Seriously, it's for your own good.
I debated briefly with myself this morning over whether to take a photo of the Rebecca tank (I wish I could remember the name they gave it, it's so literal as to border on the ridiculous), and finally decided that it really looks pretty much the same as the last picture I took. Not that I haven't been working on it, it's just at that black hole stage where nothing seems to happen. I go around and around, and don't even seem to run out of yarn! Seriously, I haven't even changed balls yet! I haven't casted on for the second Jaywalker yet, because I'm afraid if I sacrifice one knitting minute to anything other than the tank project, I will not live to see it finished.
Last night, as I settled in to watch the end of A Sound of Thunder, I flirted with the idea of hitting up the stash for a new project. The crisp breeze of last afternoon had me thinking about fall, and Christmas, mittens and stockings. Maybe I could just cast on for one little mitten, maybe the tank wouldn't even notice. I gazed longingly at the door to the stash room, and picked up the tank. I knew if I strayed, I'd be punished severely. Maybe I'd find another break in the yarn, or get a terrible knot, or maybe, just maybe, it would become the tank that never ends, and I would be 85 years old, still working on this project, but knowing I'd never be able to wear it when it was finished.
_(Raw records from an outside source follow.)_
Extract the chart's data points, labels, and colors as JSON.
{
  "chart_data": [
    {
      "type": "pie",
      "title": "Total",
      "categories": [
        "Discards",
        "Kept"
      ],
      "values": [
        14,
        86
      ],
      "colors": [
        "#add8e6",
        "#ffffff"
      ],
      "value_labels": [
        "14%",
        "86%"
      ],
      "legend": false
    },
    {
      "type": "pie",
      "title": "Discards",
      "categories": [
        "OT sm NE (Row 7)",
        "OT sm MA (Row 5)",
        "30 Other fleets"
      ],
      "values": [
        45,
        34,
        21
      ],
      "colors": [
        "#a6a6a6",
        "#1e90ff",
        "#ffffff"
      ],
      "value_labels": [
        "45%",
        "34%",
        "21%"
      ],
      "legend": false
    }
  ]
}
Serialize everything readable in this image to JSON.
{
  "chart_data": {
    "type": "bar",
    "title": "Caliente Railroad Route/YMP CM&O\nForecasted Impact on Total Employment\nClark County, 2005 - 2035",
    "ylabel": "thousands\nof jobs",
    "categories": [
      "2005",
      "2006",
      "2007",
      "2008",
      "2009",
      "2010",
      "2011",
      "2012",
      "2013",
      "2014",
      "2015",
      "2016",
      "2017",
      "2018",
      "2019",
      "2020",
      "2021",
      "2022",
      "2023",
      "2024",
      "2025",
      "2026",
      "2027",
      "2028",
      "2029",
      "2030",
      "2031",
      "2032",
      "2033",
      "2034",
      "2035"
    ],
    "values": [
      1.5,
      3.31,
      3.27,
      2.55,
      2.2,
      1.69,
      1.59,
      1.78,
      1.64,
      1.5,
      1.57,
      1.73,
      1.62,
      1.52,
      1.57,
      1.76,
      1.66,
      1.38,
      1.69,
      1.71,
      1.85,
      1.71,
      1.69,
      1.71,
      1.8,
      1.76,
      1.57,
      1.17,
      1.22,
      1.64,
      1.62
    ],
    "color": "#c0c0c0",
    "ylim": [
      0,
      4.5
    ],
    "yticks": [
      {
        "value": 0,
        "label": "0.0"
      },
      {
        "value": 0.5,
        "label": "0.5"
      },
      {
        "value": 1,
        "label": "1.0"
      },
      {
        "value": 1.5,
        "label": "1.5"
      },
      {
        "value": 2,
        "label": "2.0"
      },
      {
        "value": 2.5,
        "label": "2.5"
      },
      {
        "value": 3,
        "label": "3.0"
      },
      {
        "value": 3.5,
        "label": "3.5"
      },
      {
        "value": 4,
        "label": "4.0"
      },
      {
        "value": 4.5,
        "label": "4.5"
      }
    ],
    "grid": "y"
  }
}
I worked a few more rounds.
I know it probably sounds like I'm down on the tank. Maybe you're asking yourself why I'm even working on it if I hate it so. But you just don't understand! I see the potential in this tank! I know what it could become, if only it would try to work with me! If I give up on it now, it will never realize the successfull tank it has inside! So I continue to work. Knit two rows, purl two rows, longing for the day I can begin armhole shaping.
2 comments:
Sometimes you gotta give a tank a chance. I bet it'll be fabo!
Keep going. Knitter's guilt over UFO's can be unbearable.